Sunday, February 21, 2016

Sand Opera Lenten Journey Day 12: "The Blues of Ken Davis" (Living With Ghosts and Demons)

Sand Opera Lenten Journey Day 12

Brothers and sisters:
Our citizenship is in heaven, 
            --Paul’s letter to the Philippians 3:20

The Blues of Ken Davis

and I remember calling
home that night and saying
I can’t take this anymore

if this is what we’re going
to do if this is what we’ve become
then I’m done

they say talk to a chaplain
they say it’s all your perception
and every night it’s amazing

because you’re lying there
no matter how much music you play
no matter how loud you turn it up

you still can hear █████


Americans’ refusal to admit the truth about our torture program adds an extra dimension to these soldiers’ pain. The only thing more frustrating than people not believing what you say is true, is when those truths are things that have destroyed your life. Ken Davis, a guard caught in some of the infamous Abu Ghraib abuse photos, explains, “A lot of soldiers, when we come back, are lost. It’s especially true for a unit accused of abuse, when you hear lies about what happened, and people deny what you saw.  And now we live with ghosts and demons that will haunt us for the rest of our lives.”
From “We Live With Ghosts and Demons: Soldiers Who Took Part in Torture Suffer from Severe PTSD” at

Reflection from Raymond Lennon

I recall how, in the depths of Northern Ireland's suffering, I still retained a quite respectable distance while a yard away my neighbour was shot dead, a house and small store were bombed. Oddly enough I was at Church that morning when he died and our neighbourhood link to newspapers, tobacco and confectionary was reduced to rubble and Leslie lay propped against a wall mortally wounded. And I talked and talked and still do talk to those who acted out those events with their words and with their hands and triggers and fuses. This was a cold, unreal and scary perception for me. To parley with the feared. They had the potential to terrify me but I could NOT allow this or I would have given in to the entire dynamic. Instead I had to opt for looking at this scene, and walk past that event, as if it were a news report, yet yards away, day by day until Leslie was  buried and the rubble removed, leaving wasteland.
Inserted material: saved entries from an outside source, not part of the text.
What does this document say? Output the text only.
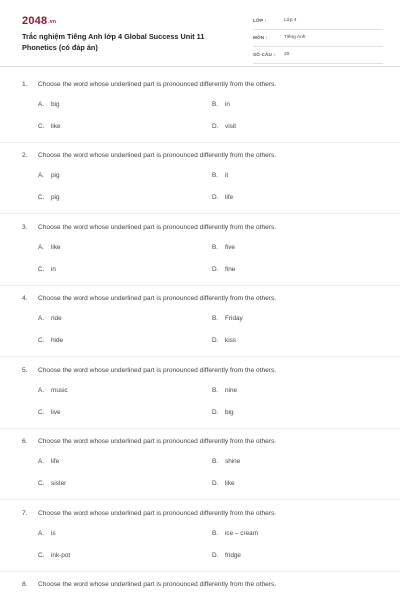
2048.vn
Trắc nghiệm Tiếng Anh lớp 4 Global Success Unit 11 Phonetics (có đáp án)
LỚP :	Lớp 4
MÔN :	Tiếng Anh
SỐ CÂU : 20
1. Choose the word whose underlined part is pronounced differently from the others.
A. big	B. in
C. like	D. visit
2. Choose the word whose underlined part is pronounced differently from the others.
A. pig	B. it
C. pig	D. life
3. Choose the word whose underlined part is pronounced differently from the others.
A. like	B. five
C. in	D. fine
4. Choose the word whose underlined part is pronounced differently from the others.
A. ride	B. Friday
C. hide	D. kiss
5. Choose the word whose underlined part is pronounced differently from the others.
A. music	B. nine
C. live	D. big
6. Choose the word whose underlined part is pronounced differently from the others.
A. life	B. shine
C. sister	D. like
7. Choose the word whose underlined part is pronounced differently from the others.
A. is	B. ice – cream
C. ink-pot	D. fridge
8. Choose the word whose underlined part is pronounced differently from the others.
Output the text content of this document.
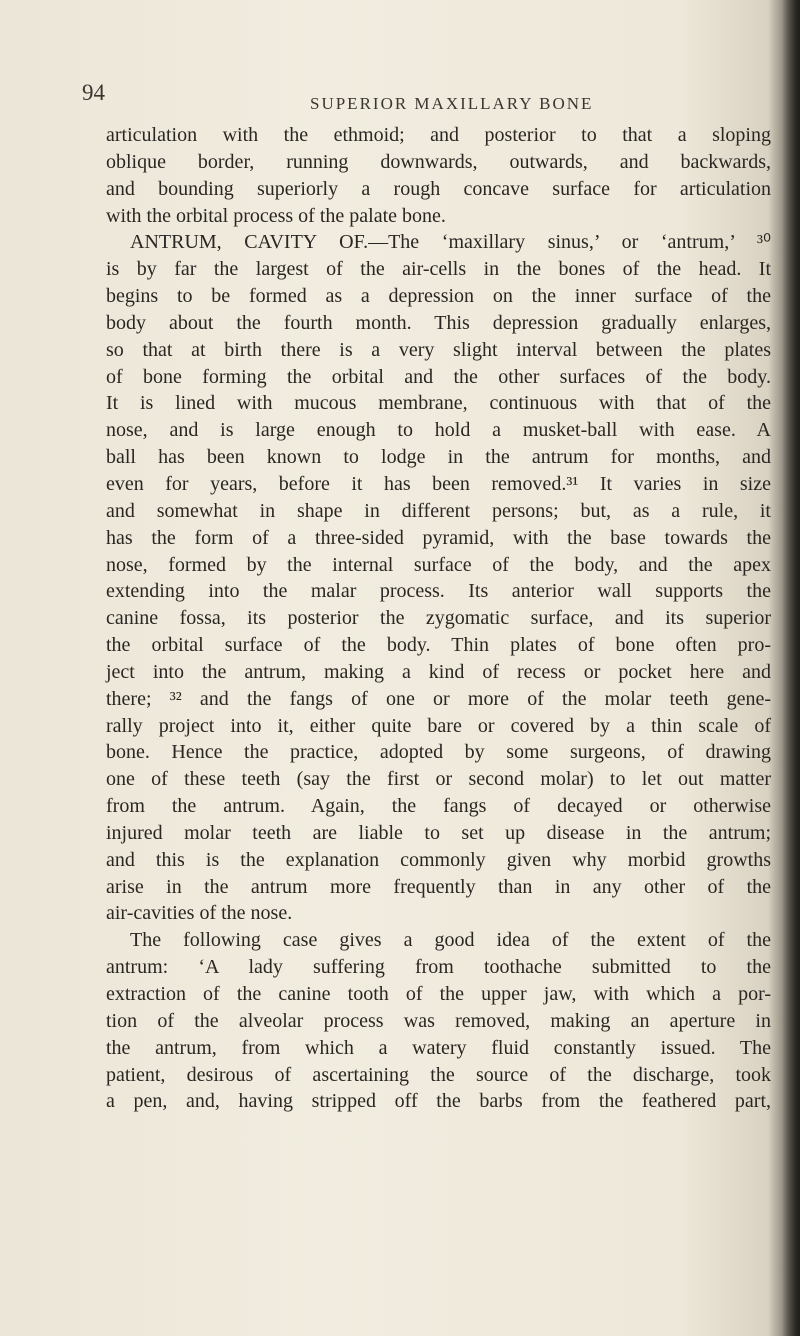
94	SUPERIOR MAXILLARY BONE
articulation with the ethmoid; and posterior to that a sloping
oblique border, running downwards, outwards, and backwards,
and bounding superiorly a rough concave surface for articulation
with the orbital process of the palate bone.
ANTRUM, CAVITY OF.—The ‘maxillary sinus,’ or ‘antrum,’ ³⁰
is by far the largest of the air-cells in the bones of the head. It
begins to be formed as a depression on the inner surface of the
body about the fourth month. This depression gradually enlarges,
so that at birth there is a very slight interval between the plates
of bone forming the orbital and the other surfaces of the body.
It is lined with mucous membrane, continuous with that of the
nose, and is large enough to hold a musket-ball with ease. A
ball has been known to lodge in the antrum for months, and
even for years, before it has been removed.³¹ It varies in size
and somewhat in shape in different persons; but, as a rule, it
has the form of a three-sided pyramid, with the base towards the
nose, formed by the internal surface of the body, and the apex
extending into the malar process. Its anterior wall supports the
canine fossa, its posterior the zygomatic surface, and its superior
the orbital surface of the body. Thin plates of bone often pro-
ject into the antrum, making a kind of recess or pocket here and
there; ³² and the fangs of one or more of the molar teeth gene-
rally project into it, either quite bare or covered by a thin scale of
bone. Hence the practice, adopted by some surgeons, of drawing
one of these teeth (say the first or second molar) to let out matter
from the antrum. Again, the fangs of decayed or otherwise
injured molar teeth are liable to set up disease in the antrum;
and this is the explanation commonly given why morbid growths
arise in the antrum more frequently than in any other of the
air-cavities of the nose.
The following case gives a good idea of the extent of the
antrum: ‘A lady suffering from toothache submitted to the
extraction of the canine tooth of the upper jaw, with which a por-
tion of the alveolar process was removed, making an aperture in
the antrum, from which a watery fluid constantly issued. The
patient, desirous of ascertaining the source of the discharge, took
a pen, and, having stripped off the barbs from the feathered part,
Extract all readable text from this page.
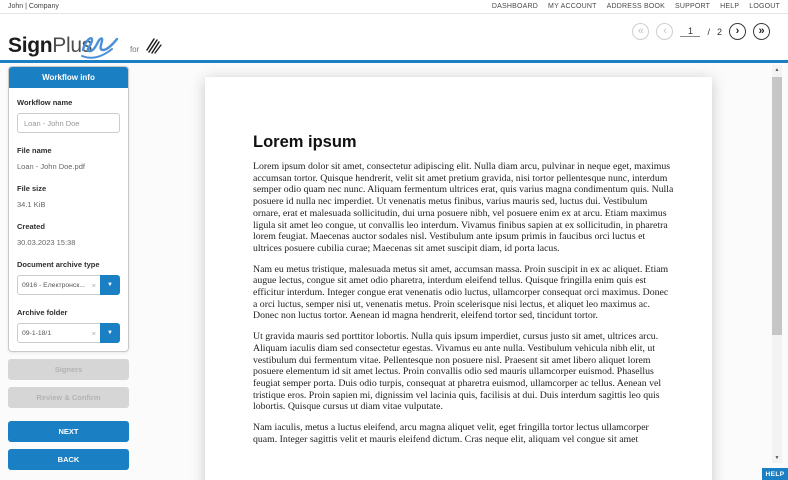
John | Company	DASHBOARD MY ACCOUNT ADDRESS BOOK SUPPORT HELP LOGOUT
Sign Plus	for
« ‹
1	/ 2 › »
Workflow info
Workflow name
Loan - John Doe
File name
Loan - John Doe.pdf
File size
34.1 KiB
Created
30.03.2023 15:38
Document archive type
0916 - Електронск... × ▼
Archive folder
09-1-18/1	× ▼
Signers
Review & Confirm
NEXT
BACK
Lorem ipsum

Lorem ipsum dolor sit amet, consectetur adipiscing elit. Nulla diam arcu, pulvinar in neque eget, maximus accumsan tortor. Quisque hendrerit, velit sit amet pretium gravida, nisi tortor pellentesque nunc, interdum semper odio quam nec nunc. Aliquam fermentum ultrices erat, quis varius magna condimentum quis. Nulla posuere id nulla nec imperdiet. Ut venenatis metus finibus, varius mauris sed, luctus dui. Vestibulum ornare, erat et malesuada sollicitudin, dui urna posuere nibh, vel posuere enim ex at arcu. Etiam maximus ligula sit amet leo congue, ut convallis leo interdum. Vivamus finibus sapien at ex sollicitudin, in pharetra lorem feugiat. Maecenas auctor sodales nisl. Vestibulum ante ipsum primis in faucibus orci luctus et ultrices posuere cubilia curae; Maecenas sit amet suscipit diam, id porta lacus.

Nam eu metus tristique, malesuada metus sit amet, accumsan massa. Proin suscipit in ex ac aliquet. Etiam augue lectus, congue sit amet odio pharetra, interdum eleifend tellus. Quisque fringilla enim quis est efficitur interdum. Integer congue erat venenatis odio luctus, ullamcorper consequat orci maximus. Donec a orci luctus, semper nisi ut, venenatis metus. Proin scelerisque nisi lectus, et aliquet leo maximus ac. Donec non luctus tortor. Aenean id magna hendrerit, eleifend tortor sed, tincidunt tortor.

Ut gravida mauris sed porttitor lobortis. Nulla quis ipsum imperdiet, cursus justo sit amet, ultrices arcu. Aliquam iaculis diam sed consectetur egestas. Vivamus eu ante nulla. Vestibulum vehicula nibh elit, ut vestibulum dui fermentum vitae. Pellentesque non posuere nisl. Praesent sit amet libero aliquet lorem posuere elementum id sit amet lectus. Proin convallis odio sed mauris ullamcorper euismod. Phasellus feugiat semper porta. Duis odio turpis, consequat at pharetra euismod, ullamcorper ac tellus. Aenean vel tristique eros. Proin sapien mi, dignissim vel lacinia quis, facilisis at dui. Duis interdum sagittis leo quis lobortis. Quisque cursus ut diam vitae vulputate.

Nam iaculis, metus a luctus eleifend, arcu magna aliquet velit, eget fringilla tortor lectus ullamcorper quam. Integer sagittis velit et mauris eleifend dictum. Cras neque elit, aliquam vel congue sit amet

▲
▼
HELP
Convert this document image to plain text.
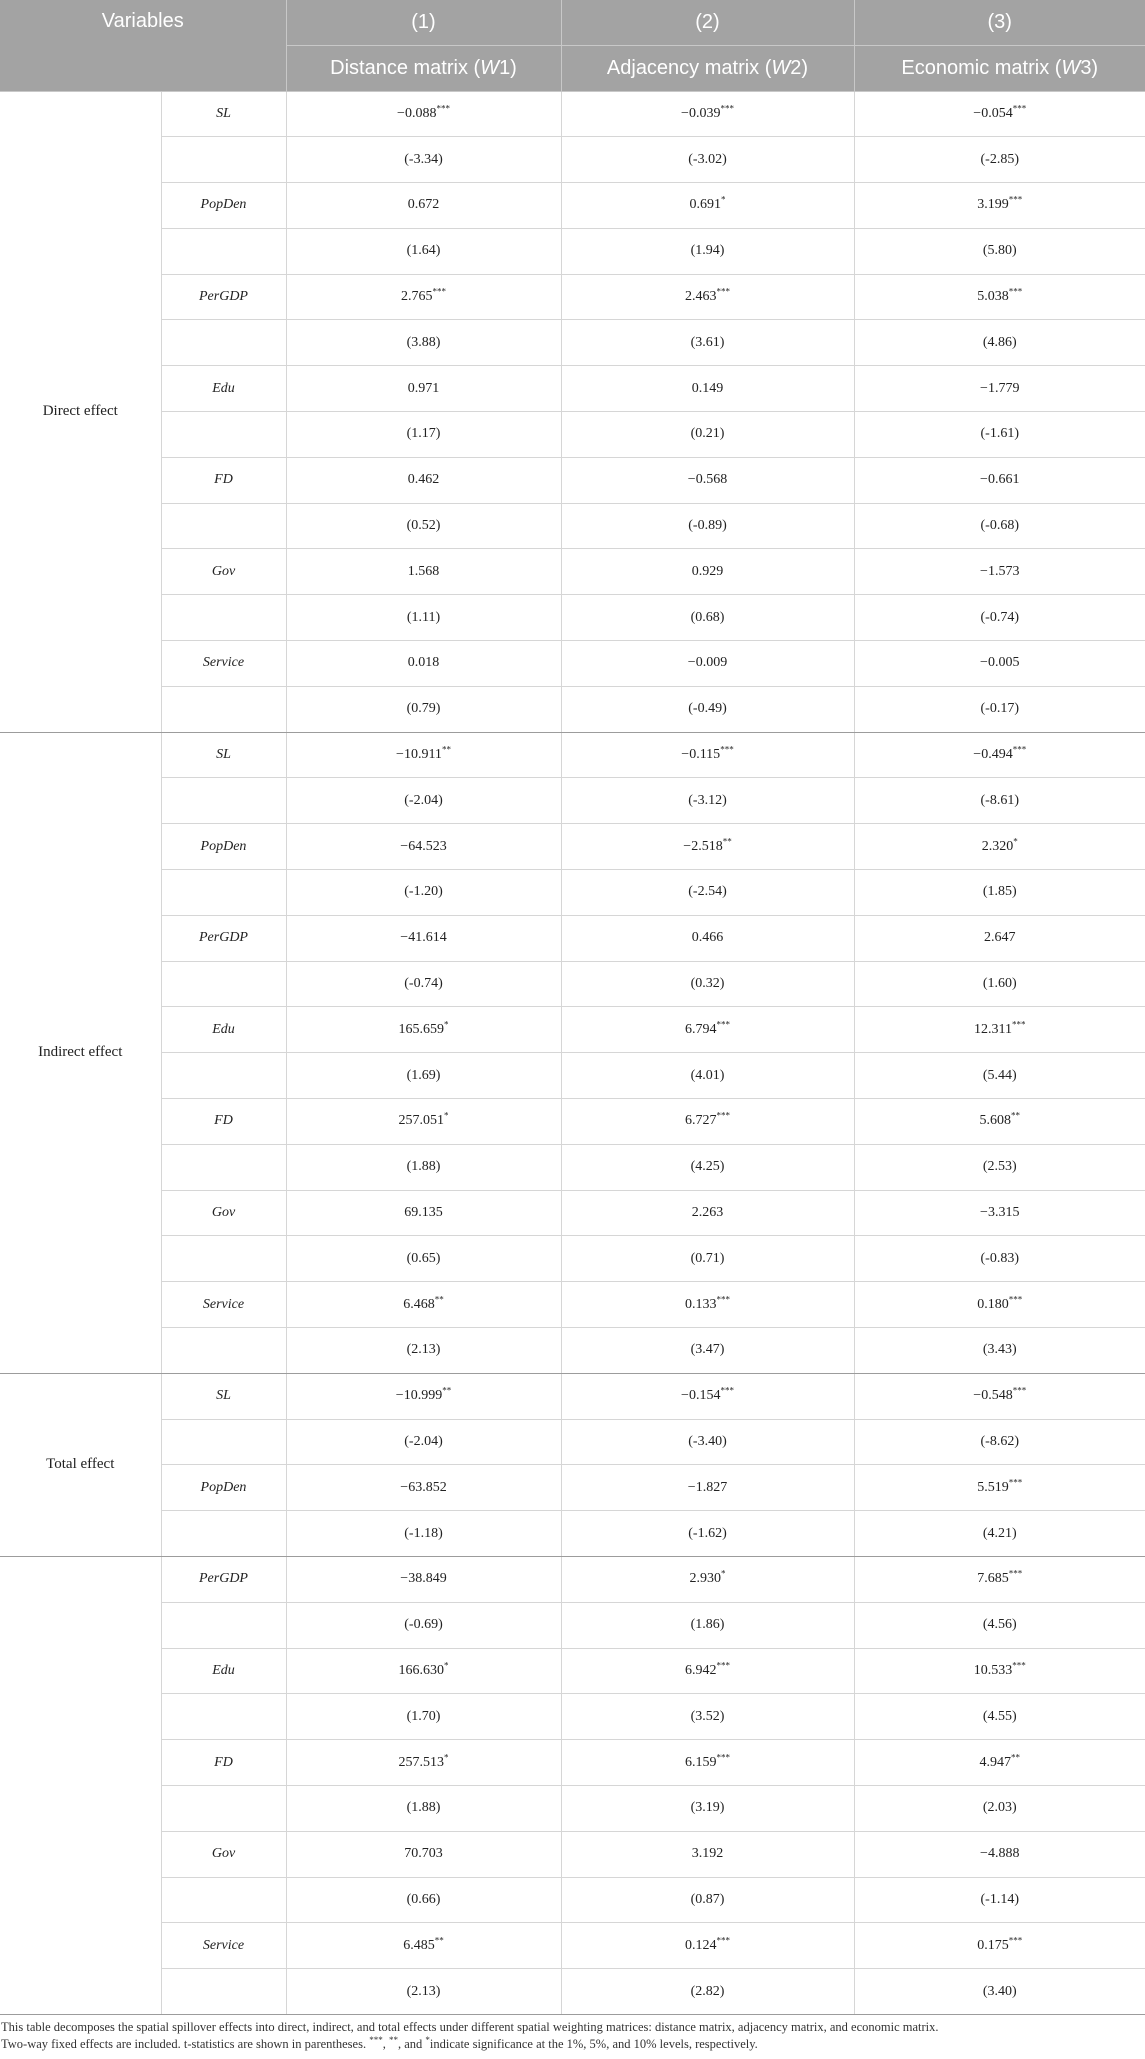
Variables		(1)	(2)	(3)
		Distance matrix (W1)	Adjacency matrix (W2)	Economic matrix (W3)
Direct effect	SL	−0.088***	−0.039***	−0.054***
		(-3.34)	(-3.02)	(-2.85)
	PopDen	0.672	0.691*	3.199***
		(1.64)	(1.94)	(5.80)
	PerGDP	2.765***	2.463***	5.038***
		(3.88)	(3.61)	(4.86)
	Edu	0.971	0.149	−1.779
		(1.17)	(0.21)	(-1.61)
	FD	0.462	−0.568	−0.661
		(0.52)	(-0.89)	(-0.68)
	Gov	1.568	0.929	−1.573
		(1.11)	(0.68)	(-0.74)
	Service	0.018	−0.009	−0.005
		(0.79)	(-0.49)	(-0.17)
Indirect effect	SL	−10.911**	−0.115***	−0.494***
		(-2.04)	(-3.12)	(-8.61)
	PopDen	−64.523	−2.518**	2.320*
		(-1.20)	(-2.54)	(1.85)
	PerGDP	−41.614	0.466	2.647
		(-0.74)	(0.32)	(1.60)
	Edu	165.659*	6.794***	12.311***
		(1.69)	(4.01)	(5.44)
	FD	257.051*	6.727***	5.608**
		(1.88)	(4.25)	(2.53)
	Gov	69.135	2.263	−3.315
		(0.65)	(0.71)	(-0.83)
	Service	6.468**	0.133***	0.180***
		(2.13)	(3.47)	(3.43)
Total effect	SL	−10.999**	−0.154***	−0.548***
		(-2.04)	(-3.40)	(-8.62)
	PopDen	−63.852	−1.827	5.519***
		(-1.18)	(-1.62)	(4.21)
	PerGDP	−38.849	2.930*	7.685***
		(-0.69)	(1.86)	(4.56)
	Edu	166.630*	6.942***	10.533***
		(1.70)	(3.52)	(4.55)
	FD	257.513*	6.159***	4.947**
		(1.88)	(3.19)	(2.03)
	Gov	70.703	3.192	−4.888
		(0.66)	(0.87)	(-1.14)
	Service	6.485**	0.124***	0.175***
		(2.13)	(2.82)	(3.40)
This table decomposes the spatial spillover effects into direct, indirect, and total effects under different spatial weighting matrices: distance matrix, adjacency matrix, and economic matrix.
Two-way fixed effects are included. t-statistics are shown in parentheses. ***, **, and *indicate significance at the 1%, 5%, and 10% levels, respectively.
This mental distancing allowed me space to regard the reality-perception-truth to become far enough in some odd way yet terribly painful as I reflect. And allowed my head to dialogue and seek to calm the forces which were driving these realities-perception-truths, even to the point of befriending demons, to reach a better place in my head and heart.

--Raymond Lennon is a graduate of Queen’s University, Belfast and has been pursuing doctoral studies there.  He was been Departmental Head in Corpus Christi College, probably in one of the most strife torn areas of Belfast. He was Student Counsellor for the Freshman year. He was a close friend and collaborator with Fr Alec Reid, the acclaimed Peace Priest of Clonard Monastery.Stemming from his Youth and Community work during the worst days of the Troubles he was approached to assist programs designed to help United States students learn from the Peace Process in Belfast. Consequently, for the past 10 years he has been coordinating and developing immersion programs for US College and High School students. He has worked closely with the John Carroll University faculty and students in Cleveland. He has also developed crucial political and former paramilitary contacts in Belfast. He is convinced that what is learnt here will assist Americans to become peace builders at home and elsewhere.


Maureen said...

Hear No Evil, See No Evil, Speak No Evil

Pulling down guard duty
is the worst.

Like I said, it’s no better
than bein’ dead,

‘cause you gotta be dead
deep down inside to go on

doin’ the stuff that happens
in that prison. Night after day

after night — bare bulbs givin’
off their eerie glow, grown men

in diapers, rose-color panties
or blindfolds, hangin’ up-

side down. And the dogs.
Damn, those dogs was fierce!

I couldn’t eat for days after
they brought in the dogs.

I hated bein’ in the pictures—
like I was takin’ part and all.

I tried to tell ‘em I couldn’t
take it. It weren’t right. Got

an extra night’s duty for that,
told I’d get worse if I didn’t

stop my damn belly-achin’.
"An order’s an order, Soldier."

Prayin' weren’t no help. G
reckoned it's all in my head.

Truth is, it is. And nobody
but nobody believes me.

Philip Metres said...

Thanks for sharing that poem, Maureen. Lynddie England actually is coming up!